Manchmal war ich ein wenig neidisch, weil ich dachte, da hat es jemand einfach auch leichter: auch und gerade im Job an sich immer für Dinge einzustehen, die einem wichtig sind, in denen sich Sinn finden lässt. Und jetzt, wo ich den Satz schreibe, komm ich mir unfasslich dämlich vor, aber ich denk nicht mal, dass ich da sowas besonderes oder allein damit bin. Johannes war für mich immer so ein Stück weit Orientierungspunkt im Umgang mit der Depression: man hat ebenso mitbekommen, wenn er sich grade durch eine dunkle Zeit kämpfen musste, wie dass er sich dann wieder mit voller Kraft auf die Dinge stürzte, die wichtig waren, die Sinn ergaben. Und man orientiert sich naturgemäß nicht an denen, die eben diese Dunkelheiten nie haben. Die, die sie kennen und trotzdem durchgehen, weitergehen, weitermachen, an denen kann man lernen, dass es geht. Und man kommt nie auf die Idee, dass sie straucheln könnten, nein.

Das achtsam sein. Es ist mir einmal passiert, dass ich aus dem schlichten, simplen Nichtfürmöglichhaltenkönnen versagt hatte, als es nötig gewesen wäre. Und jetzt geht mir grade dieses Gefühl wieder nach: bei wem kannst du dir was nicht vorstellen, kommst gar nicht *auf die verdammte Idee*, dass gerade vielleicht alles am Kippen ist?
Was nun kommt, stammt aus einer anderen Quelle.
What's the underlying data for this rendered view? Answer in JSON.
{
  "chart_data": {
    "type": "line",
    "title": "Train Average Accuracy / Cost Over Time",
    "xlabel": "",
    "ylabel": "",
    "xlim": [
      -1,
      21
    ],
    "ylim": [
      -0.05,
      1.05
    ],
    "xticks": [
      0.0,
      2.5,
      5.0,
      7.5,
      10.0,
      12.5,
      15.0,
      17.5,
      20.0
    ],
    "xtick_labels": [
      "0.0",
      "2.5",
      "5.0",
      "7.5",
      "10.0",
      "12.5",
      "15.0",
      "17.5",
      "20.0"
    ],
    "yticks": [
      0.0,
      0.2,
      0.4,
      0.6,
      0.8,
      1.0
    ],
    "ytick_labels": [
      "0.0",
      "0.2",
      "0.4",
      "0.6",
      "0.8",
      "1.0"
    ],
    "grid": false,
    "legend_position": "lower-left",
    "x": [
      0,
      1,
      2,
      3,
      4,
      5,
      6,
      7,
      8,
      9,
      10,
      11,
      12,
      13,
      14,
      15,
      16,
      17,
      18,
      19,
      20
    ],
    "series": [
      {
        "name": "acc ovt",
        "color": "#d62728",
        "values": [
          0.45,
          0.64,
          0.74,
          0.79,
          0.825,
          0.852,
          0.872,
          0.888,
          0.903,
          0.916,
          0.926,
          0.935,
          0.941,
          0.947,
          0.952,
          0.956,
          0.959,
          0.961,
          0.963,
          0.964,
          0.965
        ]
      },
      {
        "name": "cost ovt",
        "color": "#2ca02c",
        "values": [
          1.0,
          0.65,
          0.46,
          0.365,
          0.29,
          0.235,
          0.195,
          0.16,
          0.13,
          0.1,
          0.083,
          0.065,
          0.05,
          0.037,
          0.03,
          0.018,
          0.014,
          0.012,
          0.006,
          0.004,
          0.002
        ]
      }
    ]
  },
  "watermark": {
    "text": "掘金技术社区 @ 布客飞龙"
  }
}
Es gibt da draussen ein paar Leute, die haben mir so verdammt viel geholfen, als es nötig war, und dann frag ich mich, merkst du selber eigentlich, wenn was nötig ist? Bei allen, wo es vielleicht sein könnte?

Jemand, der sich im Dunklen nochmal deutlich besser auskennt als ich, sagte mir mal „Wir sind alle sehr gute Schauspieler.“ Nicht mit Stolz, bewahre. Auch nicht ganz resignierend, aber nun. Ich kann Christians ratlosen Zorn nachvollziehen, aber ich weiß weder Vorwürfe noch Antworten. Johannes, hab meinen Dank und find deinen Frieden.